Se estima que nació hacia 1499 en la región occidental de Honduras, en lo que hoy conocemos como el departamento de Lempira, una zona de fuerte presencia lenca.
Diversas fuentes históricas y reconstrucciones antropológicas lo describen como un hombre de complexión robusta, de estatura baja según los estándares europeos de la época (aproximadamente 1.56 metros), con espalda ancha, brazos fuertes, y un carácter bravo, persistente y profundamente comprometido con su tierra, su gente y sus leyes.
En todo el país, especialmente en los centros educativos, se realizan actividades culturales y cívicas para conmemorar esta fecha: desfiles, danzas folclóricas, dramatizaciones históricas, exposiciones y ferias gastronómicas que refuerzan el sentido de identidad nacional.

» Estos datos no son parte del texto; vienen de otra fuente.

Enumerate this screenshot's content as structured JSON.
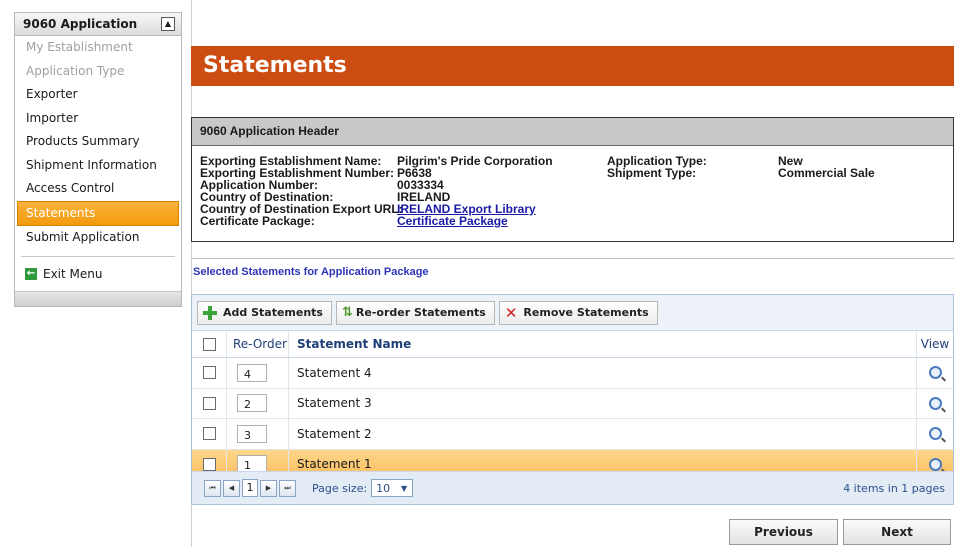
{
  "sidebar": {
    "title": "9060 Application",
    "items": [
      {
        "label": "My Establishment",
        "state": "disabled"
      },
      {
        "label": "Application Type",
        "state": "disabled"
      },
      {
        "label": "Exporter",
        "state": "normal"
      },
      {
        "label": "Importer",
        "state": "normal"
      },
      {
        "label": "Products Summary",
        "state": "normal"
      },
      {
        "label": "Shipment Information",
        "state": "normal"
      },
      {
        "label": "Access Control",
        "state": "normal"
      },
      {
        "label": "Statements",
        "state": "active"
      },
      {
        "label": "Submit Application",
        "state": "normal"
      }
    ],
    "exit_label": "Exit Menu"
  },
  "page_title": "Statements",
  "header": {
    "title": "9060 Application Header",
    "labels": {
      "est_name": "Exporting Establishment Name:",
      "est_number": "Exporting Establishment Number:",
      "app_number": "Application Number:",
      "country": "Country of Destination:",
      "export_url": "Country of Destination Export URL:",
      "cert_package": "Certificate Package:",
      "app_type": "Application Type:",
      "ship_type": "Shipment Type:"
    },
    "values": {
      "est_name": "Pilgrim's Pride Corporation",
      "est_number": "P6638",
      "app_number": "0033334",
      "country": "IRELAND",
      "export_url": "IRELAND Export Library",
      "cert_package": "Certificate Package",
      "app_type": "New",
      "ship_type": "Commercial Sale"
    }
  },
  "section_title": "Selected Statements for Application Package",
  "toolbar": {
    "add": "Add Statements",
    "reorder": "Re-order Statements",
    "remove": "Remove Statements"
  },
  "grid": {
    "columns": {
      "reorder": "Re-Order",
      "name": "Statement Name",
      "view": "View"
    },
    "rows": [
      {
        "order": "4",
        "name": "Statement 4",
        "selected": false
      },
      {
        "order": "2",
        "name": "Statement 3",
        "selected": false
      },
      {
        "order": "3",
        "name": "Statement 2",
        "selected": false
      },
      {
        "order": "1",
        "name": "Statement 1",
        "selected": true
      }
    ]
  },
  "pager": {
    "current_page": "1",
    "page_size_label": "Page size:",
    "page_size": "10",
    "info": "4 items in 1 pages"
  },
  "buttons": {
    "previous": "Previous",
    "next": "Next"
  },
  "colors": {
    "accent": "#cb4d12",
    "active_nav": "#f9a825"
  }
}
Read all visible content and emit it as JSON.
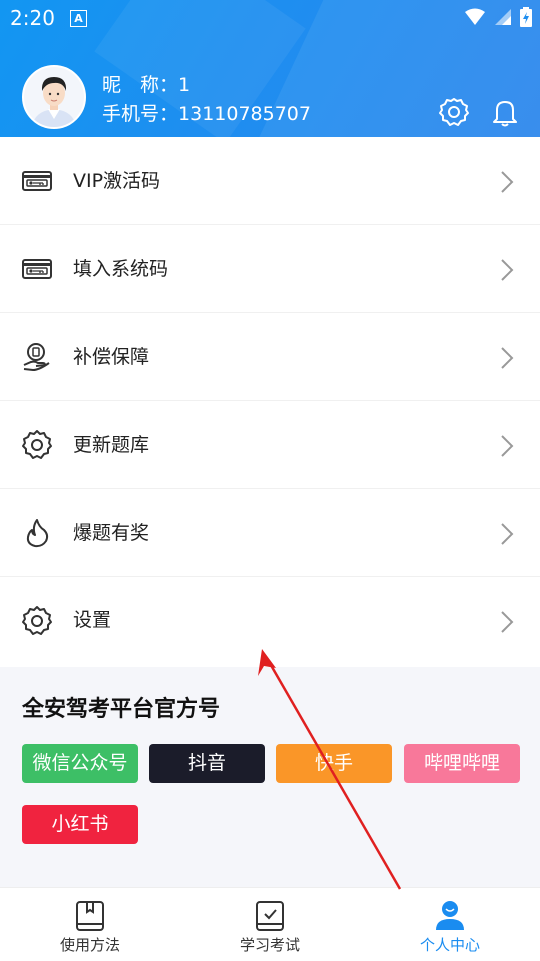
{
  "status": {
    "time": "2:20",
    "notif_icon": "a-notification-icon"
  },
  "profile": {
    "nick_label": "昵　称：",
    "nick_value": "1",
    "phone_label": "手机号：",
    "phone_value": "13110785707"
  },
  "menu": [
    {
      "label": "VIP激活码",
      "icon": "activation-card-icon"
    },
    {
      "label": "填入系统码",
      "icon": "system-code-card-icon"
    },
    {
      "label": "补偿保障",
      "icon": "compensation-hand-icon"
    },
    {
      "label": "更新题库",
      "icon": "gear-icon"
    },
    {
      "label": "爆题有奖",
      "icon": "flame-icon"
    },
    {
      "label": "设置",
      "icon": "gear-icon"
    }
  ],
  "social": {
    "title": "全安驾考平台官方号",
    "chips": [
      {
        "label": "微信公众号",
        "color": "#3dbf66"
      },
      {
        "label": "抖音",
        "color": "#1b1c2a"
      },
      {
        "label": "快手",
        "color": "#fa9628"
      },
      {
        "label": "哔哩哔哩",
        "color": "#f8789a"
      },
      {
        "label": "小红书",
        "color": "#f0233f"
      }
    ]
  },
  "tabs": [
    {
      "label": "使用方法",
      "icon": "book-icon",
      "active": false
    },
    {
      "label": "学习考试",
      "icon": "checklist-icon",
      "active": false
    },
    {
      "label": "个人中心",
      "icon": "person-icon",
      "active": true
    }
  ],
  "colors": {
    "accent": "#1a8cf0",
    "active_tab": "#1a8cf0",
    "annotation_arrow": "#e02020"
  }
}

Niños y jóvenes participan vistiendo trajes típicos y representando episodios de la vida de Lempira.
Tras su muerte en combate alrededor de 1537, el dominio colonial español se consolidó en el occidente de Honduras, permitiendo la fundación de nuevos asentamientos como Gracias, en 1539.


Sin embargo, su legado quedó inmortalizado en la moneda nacional, que lleva su nombre: el lempira.
La figura de Lempira es hoy un emblema de resistencia, valentía y dignidad indígena, que continúa inspirando a nuevas generaciones a valorar y defender su identidad cultural.